На другой день предсказанное сеидом сбылось. Друзья Тамерлана проведали о месте его заточения и с боем освободили его и Хуссейна. Придя в Самарканд, Тамерлан еще шестьдесят дней лечился у сестры своей по имени Кутлуг Туркан-ага, известной знахарки. Она же уговаривала его разлюбить насилие и не алкать больше крови человеческой, но Тамерлан быстро забыл об угрозах седого длинноволосого сеида, посланца Аллаха, и как только оправился, сел на коня, собрал свой тумен, а был он о ту пору уже темником[40]40
  Темник – командир тумена. Искендер сильно преувеличивает – в подчинении у Тамерлана тогда еще не было десяти тысяч воинов.


[Закрыть]
, и, взяв с собой неразлучного своего шурина Хуссейна, ринулся искать новой добычи и новых убийств в земле Сеистанской, что к югу от Хорасана[41]41
  Хорасан – страна на северо-западе Афганистана и северо-востоке Ирана; Систан, или Сеистан, – ныне провинция Гильменд в Афганистане.


[Закрыть]
. Там и настигла его кара Божья, предсказанная сеидом.

Глава 9. Истадой

Искендер содрогнулся всем телом, испуг был так силен, что потемнело в глазах и мгновенно пересохло во рту, и лишь в следующее мгновенье он догадался, что только его жена Истадой могла так бесшумно прокрасться в комнату, лечь ему на спину и обвить руками.

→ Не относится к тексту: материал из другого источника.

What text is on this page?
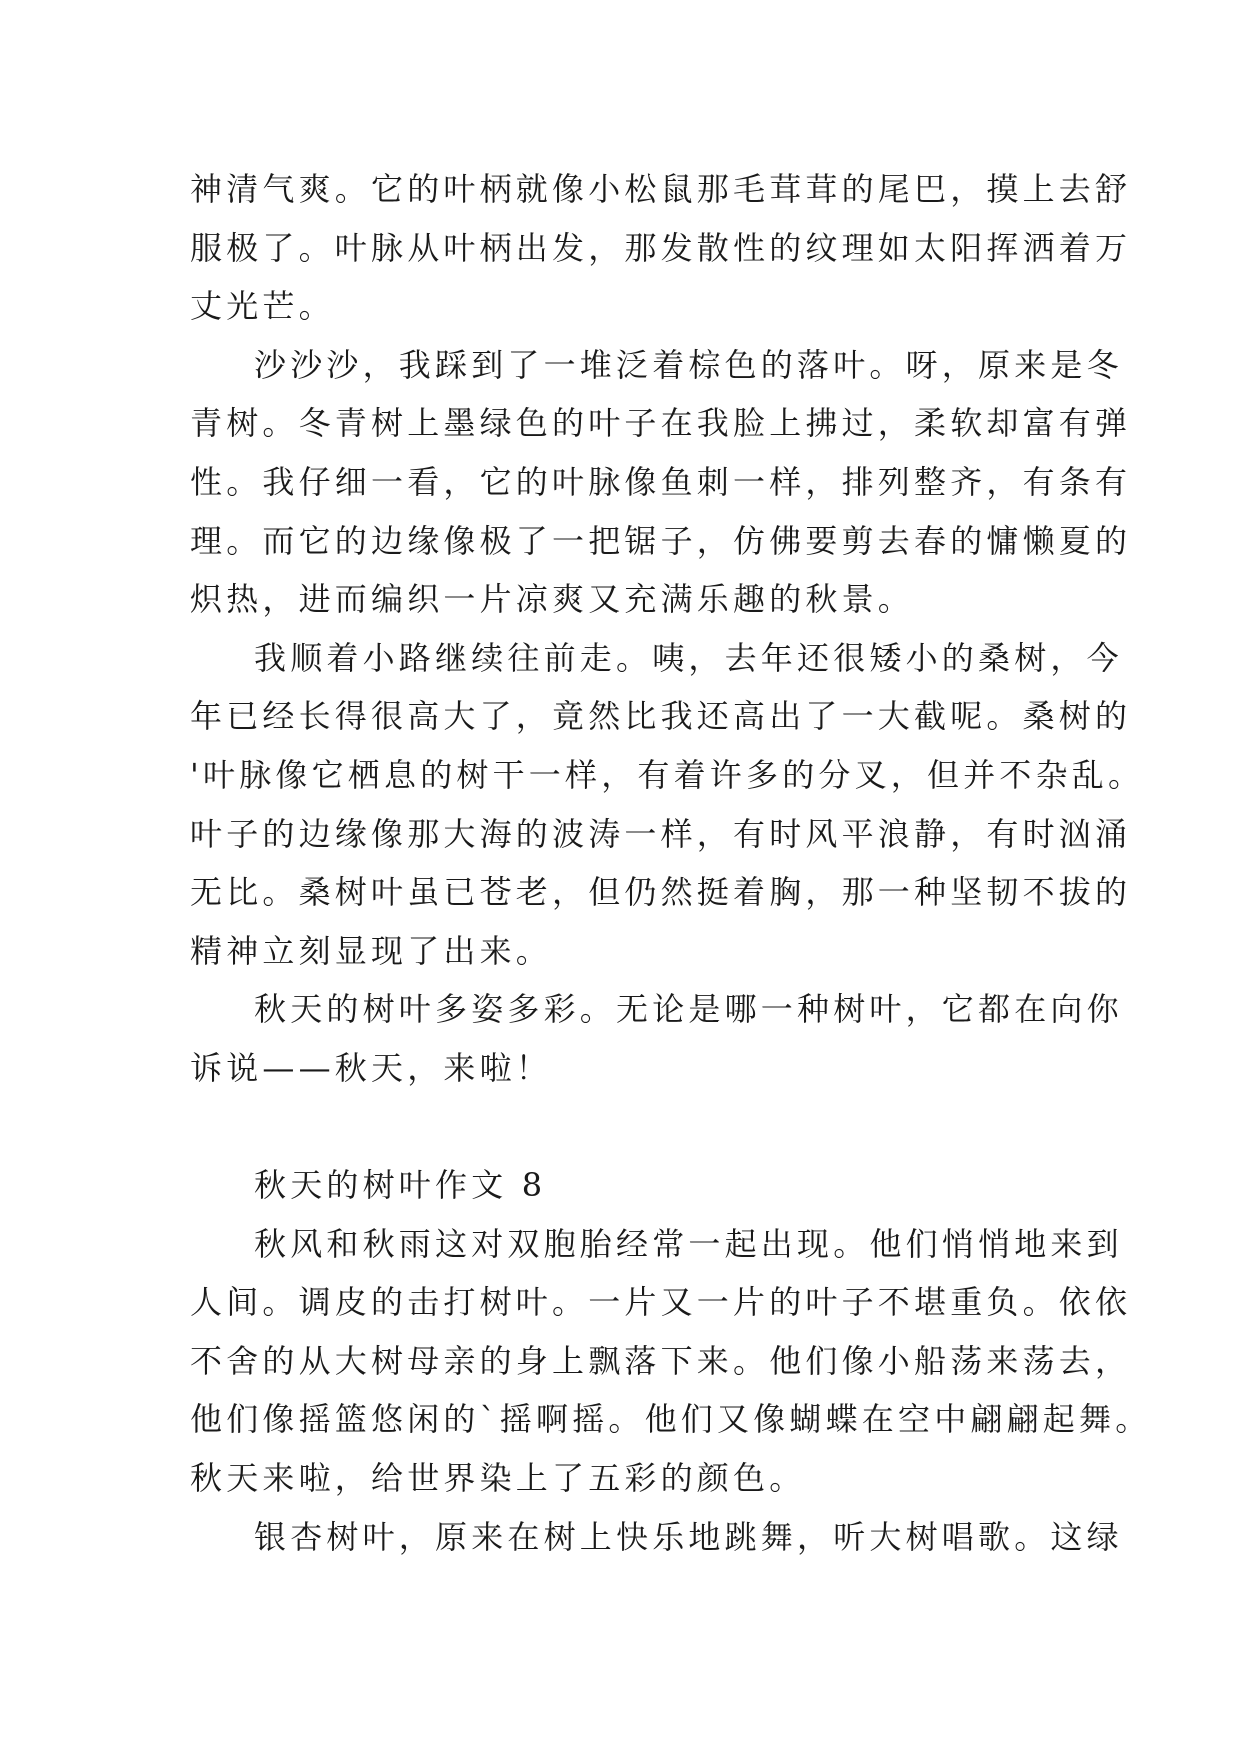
神清气爽。它的叶柄就像小松鼠那毛茸茸的尾巴，摸上去舒
服极了。叶脉从叶柄出发，那发散性的纹理如太阳挥洒着万
丈光芒。
沙沙沙，我踩到了一堆泛着棕色的落叶。呀，原来是冬
青树。冬青树上墨绿色的叶子在我脸上拂过，柔软却富有弹
性。我仔细一看，它的叶脉像鱼刺一样，排列整齐，有条有
理。而它的边缘像极了一把锯子，仿佛要剪去春的慵懒夏的
炽热，进而编织一片凉爽又充满乐趣的秋景。
我顺着小路继续往前走。咦，去年还很矮小的桑树，今
年已经长得很高大了，竟然比我还高出了一大截呢。桑树的
'叶脉像它栖息的树干一样，有着许多的分叉，但并不杂乱。
叶子的边缘像那大海的波涛一样，有时风平浪静，有时汹涌
无比。桑树叶虽已苍老，但仍然挺着胸，那一种坚韧不拔的
精神立刻显现了出来。
秋天的树叶多姿多彩。无论是哪一种树叶，它都在向你
诉说——秋天，来啦！
秋天的树叶作文 8
秋风和秋雨这对双胞胎经常一起出现。他们悄悄地来到
人间。调皮的击打树叶。一片又一片的叶子不堪重负。依依
不舍的从大树母亲的身上飘落下来。他们像小船荡来荡去，
他们像摇篮悠闲的`摇啊摇。他们又像蝴蝶在空中翩翩起舞。
秋天来啦，给世界染上了五彩的颜色。
银杏树叶，原来在树上快乐地跳舞，听大树唱歌。这绿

– Испугался! Испугался! – засмеялась она, целуя его в мочку уха, ласкаясь щекой о его щеку. – Какие красивые буковки, совсем не похожи на чагатайские крючки. Ой! Что это! Смотри, смотри! Они исчезают! Искендер-джан! Они тают!

Она все-таки увидела. Он так надеялся, что она ограничится ласками и не станет заглядывать в его рукопись. Последние слова написанного текста становились незримыми, растаяло слово «Хорасан», стали угасать «Там и настигла»… Искендер успел обмакнуть перо в обычные чернила и поставить точку после слова «сеидом».

– Правда, забавно? – пробормотал Искендер, не зная еще, как объясняться с женой по поводу исчезающего текста.

– Что это? Я никогда не видела ничего подобного.

Ложь всплыла очень вовремя, то есть она и не всплывала, а лежала прямо на поверхности, ее и не нужно было особо выдумывать:

– Старые чернила. Еще из тех запасов, которые я сделал три года назад. Как видишь, испортились и испаряются, едва успеешь что-либо написать. Пытаюсь смешивать их и с тем, и с этим, ничего не получается. Придется выбросить.

Истадой полностью удовлетворилась этим объяснением и вновь принялась, мурлыкая, ласкаться к мужу. Он усадил ее на колени. Лицо Истадой излучало любовь и страстное желание, губы алели, глаза сверкали, но тотчас пелена истомы упрятала их блеск.

«Интересно, если мы теперь насладимся страстью, она забудет об испаряющихся буквах или запомнит их крепче? – подумал Искендер, впиваясь губами в желанный рот Истадой. Он почувствовал холод ее белоснежных зубов, языки сплелись в змеином танце, скользя друг по другу. Обхватив легкое тело жены, уже дрожащее от предвкушения, он встал и понес Истадой в угол комнаты, где были расстелены мягкие кашанские ковры.

Это случилось впервые после того, как у Истадой родился сын, которому Искендер дал имя Малик, и обоим показалось, что это произошло впервые в их жизни, настолько сильно и ярко все было. Спустя некоторое время они лежали, гладя друг друга, будто пьяные, с трудом возвращаясь в реальный мир.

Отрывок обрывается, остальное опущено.